The California Public Utilities Commission has rejected San Diego Gas & Electric Co.’s initial plan for forming an independent marketing division that would give customers information about local entities proposed to compete with the utility.

In a Dec. 27 letter to Clay Faber, SDG&E’s director of regulatory affairs, the CPUC’s energy affairs division director, Edward Randolph, said the company’s plan does not comply with the agency’s new policy for forming divisions to speak out about so-called community choice aggregation programs.

CCAs, as these locally controlled entities are known, offer an alternative to buying power from investor-owned utilities.
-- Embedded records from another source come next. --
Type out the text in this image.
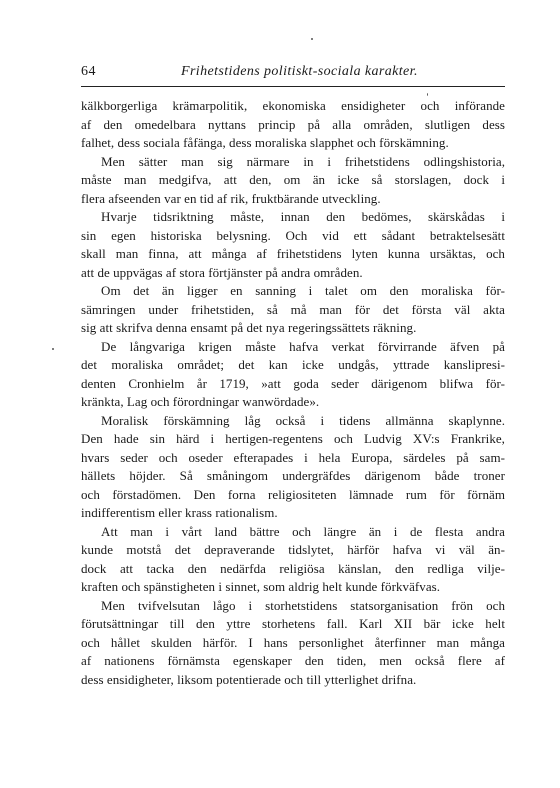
64	Frihetstidens politiskt-sociala karakter.
kälkborgerliga krämarpolitik, ekonomiska ensidigheter och införande
af den omedelbara nyttans princip på alla områden, slutligen dess
falhet, dess sociala fåfänga, dess moraliska slapphet och förskämning.
Men sätter man sig närmare in i frihetstidens odlingshistoria,
måste man medgifva, att den, om än icke så storslagen, dock i
flera afseenden var en tid af rik, fruktbärande utveckling.
Hvarje tidsriktning måste, innan den bedömes, skärskådas i
sin egen historiska belysning. Och vid ett sådant betraktelsesätt
skall man finna, att många af frihetstidens lyten kunna ursäktas, och
att de uppvägas af stora förtjänster på andra områden.
Om det än ligger en sanning i talet om den moraliska för-
sämringen under frihetstiden, så må man för det första väl akta
sig att skrifva denna ensamt på det nya regeringssättets räkning.
De långvariga krigen måste hafva verkat förvirrande äfven på
det moraliska området; det kan icke undgås, yttrade kanslipresi-
denten Cronhielm år 1719, »att goda seder därigenom blifwa för-
kränkta, Lag och förordningar wanwördade».
Moralisk förskämning låg också i tidens allmänna skaplynne.
Den hade sin härd i hertigen-regentens och Ludvig XV:s Frankrike,
hvars seder och oseder efterapades i hela Europa, särdeles på sam-
hällets höjder. Så småningom undergräfdes därigenom både troner
och förstadömen. Den forna religiositeten lämnade rum för förnäm
indifferentism eller krass rationalism.
Att man i vårt land bättre och längre än i de flesta andra
kunde motstå det depraverande tidslytet, härför hafva vi väl än-
dock att tacka den nedärfda religiösa känslan, den redliga vilje-
kraften och spänstigheten i sinnet, som aldrig helt kunde förkväfvas.
Men tvifvelsutan lågo i storhetstidens statsorganisation frön och
förutsättningar till den yttre storhetens fall. Karl XII bär icke helt
och hållet skulden härför. I hans personlighet återfinner man många
af nationens förnämsta egenskaper den tiden, men också flere af
dess ensidigheter, liksom potentierade och till ytterlighet drifna.
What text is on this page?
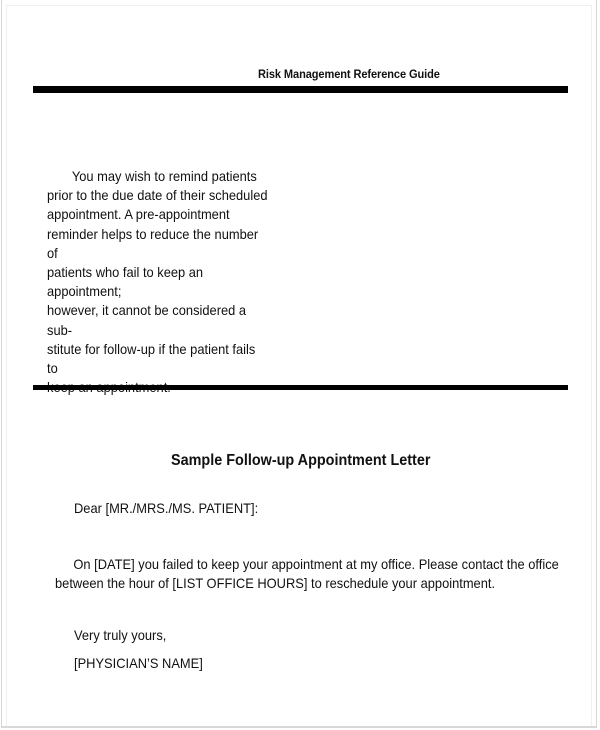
Risk Management Reference Guide

You may wish to remind patients
prior to the due date of their scheduled
appointment. A pre-appointment
reminder helps to reduce the number of
patients who fail to keep an appointment;
however, it cannot be considered a sub-
stitute for follow-up if the patient fails to

Sample Follow-up Appointment Letter
Dear [MR./MRS./MS. PATIENT]:
On [DATE] you failed to keep your appointment at my office. Please contact the office
between the hour of [LIST OFFICE HOURS] to reschedule your appointment.
Very truly yours,
[PHYSICIAN’S NAME]
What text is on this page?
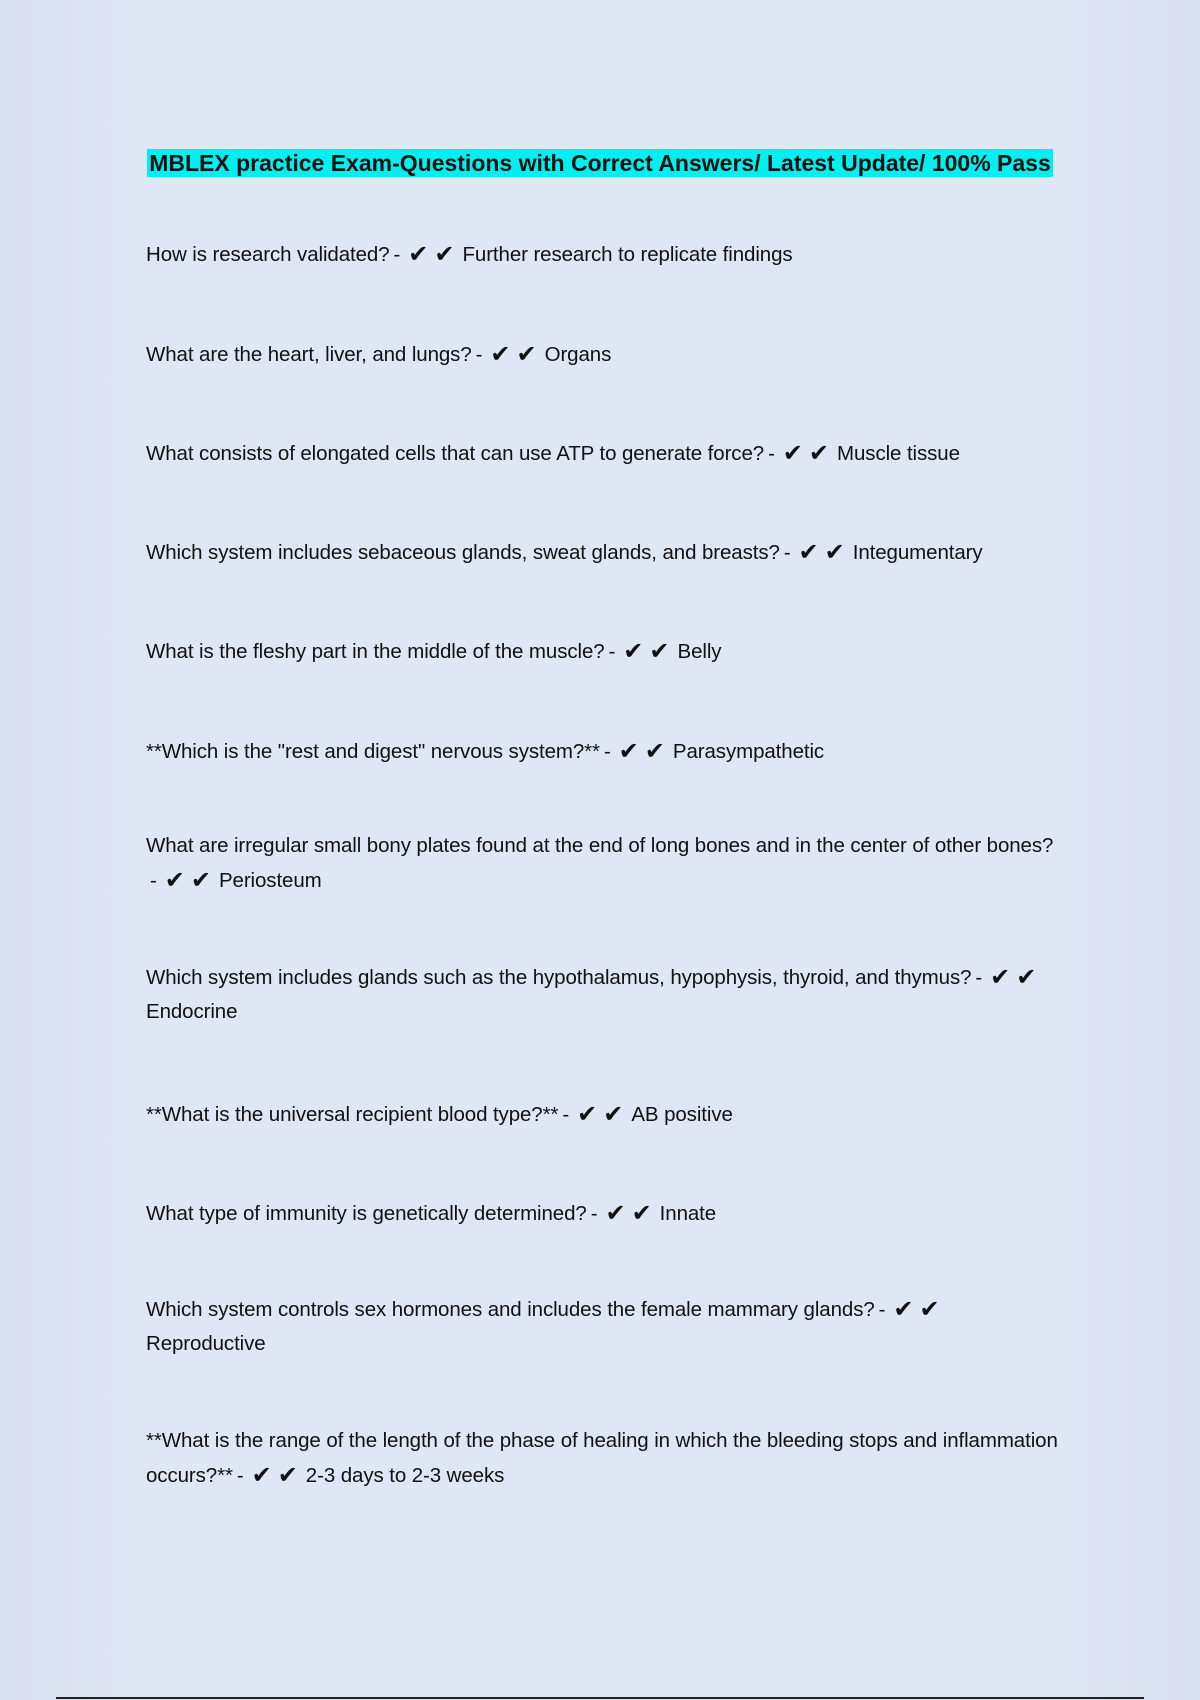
MBLEX practice Exam-Questions with Correct Answers/ Latest Update/ 100% Pass
How is research validated? - ✔✔Further research to replicate findings
What are the heart, liver, and lungs? - ✔✔Organs
What consists of elongated cells that can use ATP to generate force? - ✔✔Muscle tissue
Which system includes sebaceous glands, sweat glands, and breasts? - ✔✔Integumentary
What is the fleshy part in the middle of the muscle? - ✔✔Belly
**Which is the "rest and digest" nervous system?** - ✔✔Parasympathetic
What are irregular small bony plates found at the end of long bones and in the center of other bones?- ✔✔Periosteum
Which system includes glands such as the hypothalamus, hypophysis, thyroid, and thymus? - ✔✔Endocrine
**What is the universal recipient blood type?** - ✔✔AB positive
What type of immunity is genetically determined? - ✔✔Innate
Which system controls sex hormones and includes the female mammary glands? - ✔✔Reproductive
**What is the range of the length of the phase of healing in which the bleeding stops and inflammation occurs?** - ✔✔2-3 days to 2-3 weeks
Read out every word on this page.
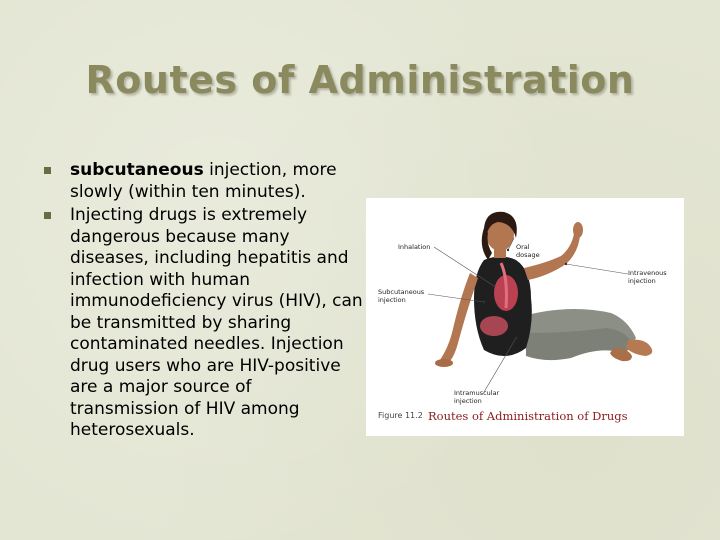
Routes of Administration
subcutaneous injection, more slowly (within ten minutes).
Injecting drugs is extremely dangerous because many diseases, including hepatitis and infection with human immunodeficiency virus (HIV), can be transmitted by sharing contaminated needles. Injection drug users who are HIV-positive are a major source of transmission of HIV among heterosexuals.
Inhalation	Oral
dosage
Intravenous
injection
Subcutaneous
injection
Intramuscular
injection
Figure 11.2 Routes of Administration of Drugs
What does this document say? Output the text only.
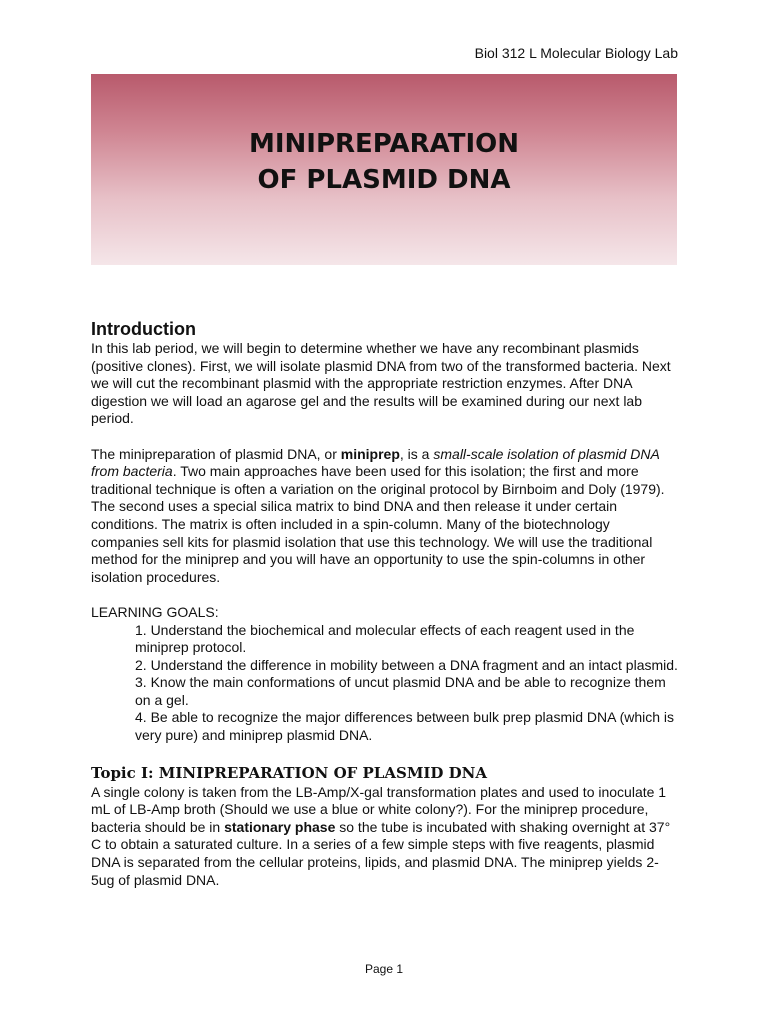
Biol 312 L Molecular Biology Lab
MINIPREPARATION
OF PLASMID DNA
Introduction

In this lab period, we will begin to determine whether we have any recombinant plasmids (positive clones). First, we will isolate plasmid DNA from two of the transformed bacteria. Next we will cut the recombinant plasmid with the appropriate restriction enzymes. After DNA digestion we will load an agarose gel and the results will be examined during our next lab period.

The minipreparation of plasmid DNA, or miniprep, is a small-scale isolation of plasmid DNA from bacteria. Two main approaches have been used for this isolation; the first and more traditional technique is often a variation on the original protocol by Birnboim and Doly (1979). The second uses a special silica matrix to bind DNA and then release it under certain conditions. The matrix is often included in a spin-column. Many of the biotechnology companies sell kits for plasmid isolation that use this technology. We will use the traditional method for the miniprep and you will have an opportunity to use the spin-columns in other isolation procedures.

LEARNING GOALS:

1. Understand the biochemical and molecular effects of each reagent used in the miniprep protocol.
2. Understand the difference in mobility between a DNA fragment and an intact plasmid.
3. Know the main conformations of uncut plasmid DNA and be able to recognize them on a gel.
4. Be able to recognize the major differences between bulk prep plasmid DNA (which is very pure) and miniprep plasmid DNA.
Topic I: MINIPREPARATION OF PLASMID DNA

A single colony is taken from the LB-Amp/X-gal transformation plates and used to inoculate 1 mL of LB-Amp broth (Should we use a blue or white colony?). For the miniprep procedure, bacteria should be in stationary phase so the tube is incubated with shaking overnight at 37° C to obtain a saturated culture. In a series of a few simple steps with five reagents, plasmid DNA is separated from the cellular proteins, lipids, and plasmid DNA. The miniprep yields 2-5ug of plasmid DNA.

Page 1
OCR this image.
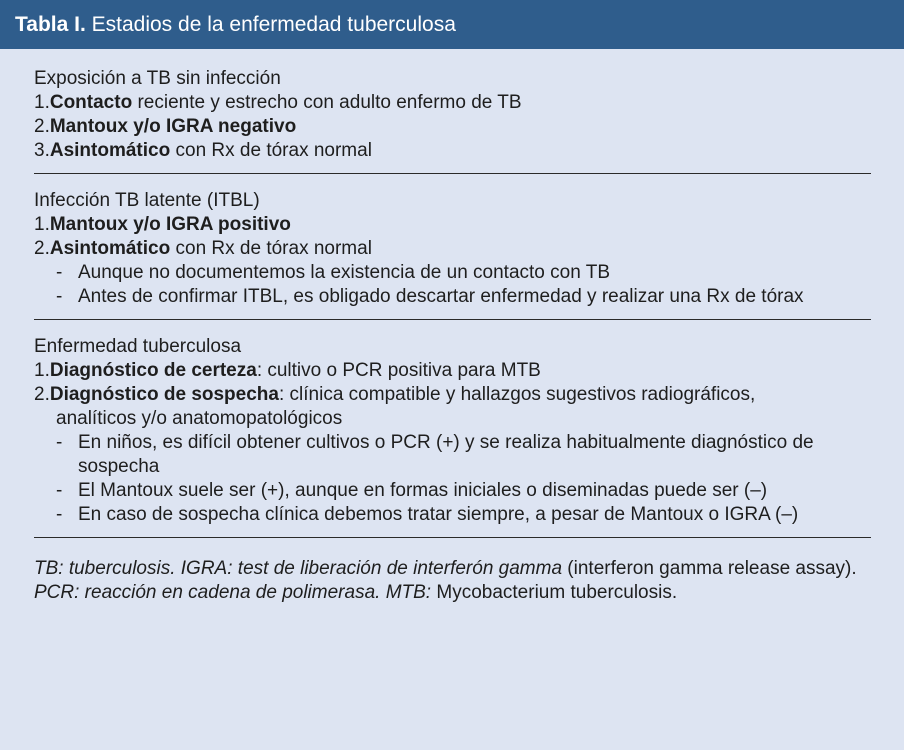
Tabla I. Estadios de la enfermedad tuberculosa

Exposición a TB sin infección

1.Contacto reciente y estrecho con adulto enfermo de TB

2.Mantoux y/o IGRA negativo

3.Asintomático con Rx de tórax normal

Infección TB latente (ITBL)

1.Mantoux y/o IGRA positivo

2.Asintomático con Rx de tórax normal

- Aunque no documentemos la existencia de un contacto con TB

- Antes de confirmar ITBL, es obligado descartar enfermedad y realizar una Rx de tórax

Enfermedad tuberculosa

1.Diagnóstico de certeza: cultivo o PCR positiva para MTB

2.Diagnóstico de sospecha: clínica compatible y hallazgos sugestivos radiográficos,

analíticos y/o anatomopatológicos

- En niños, es difícil obtener cultivos o PCR (+) y se realiza habitualmente diagnóstico de sospecha

- El Mantoux suele ser (+), aunque en formas iniciales o diseminadas puede ser (–)

- En caso de sospecha clínica debemos tratar siempre, a pesar de Mantoux o IGRA (–)

TB: tuberculosis. IGRA: test de liberación de interferón gamma (interferon gamma release assay). PCR: reacción en cadena de polimerasa. MTB: Mycobacterium tuberculosis.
Several have been proposed in San Diego County but none currently operate here.

Randolph’s two-page letter pointed out several instances in which the plan SDG&E filed with the state Nov. 21 does not comply with CPUC policy.

One concern he cited dealt with the need to avoid having lobbyists or marketing individuals who work for both the utility and the new division. The company must perform a “holistic review” of the job functions of personnel, employed or contracted by SDG&E, assigned to the marketing arm, Randolph asserted.

Another of his criticisms regarded the need to train not just employees but also contractors assigned to the new division.

SDG&E has requested a rehearing of the policy on independent marketing divisions that the commission voted unanimously to adopt Aug. 18.

Consumer advocates have opposed SDG&E’s plan to form the division, calling it undue interference. The utility has defended its proposal as a way to educate consumers and balance the public dialogue. No other investor-owned utilities in the state have proposed such a division.

SDG&E belongs to Sempra Energy, a Fortune 500 energy services holding company based in San Diego.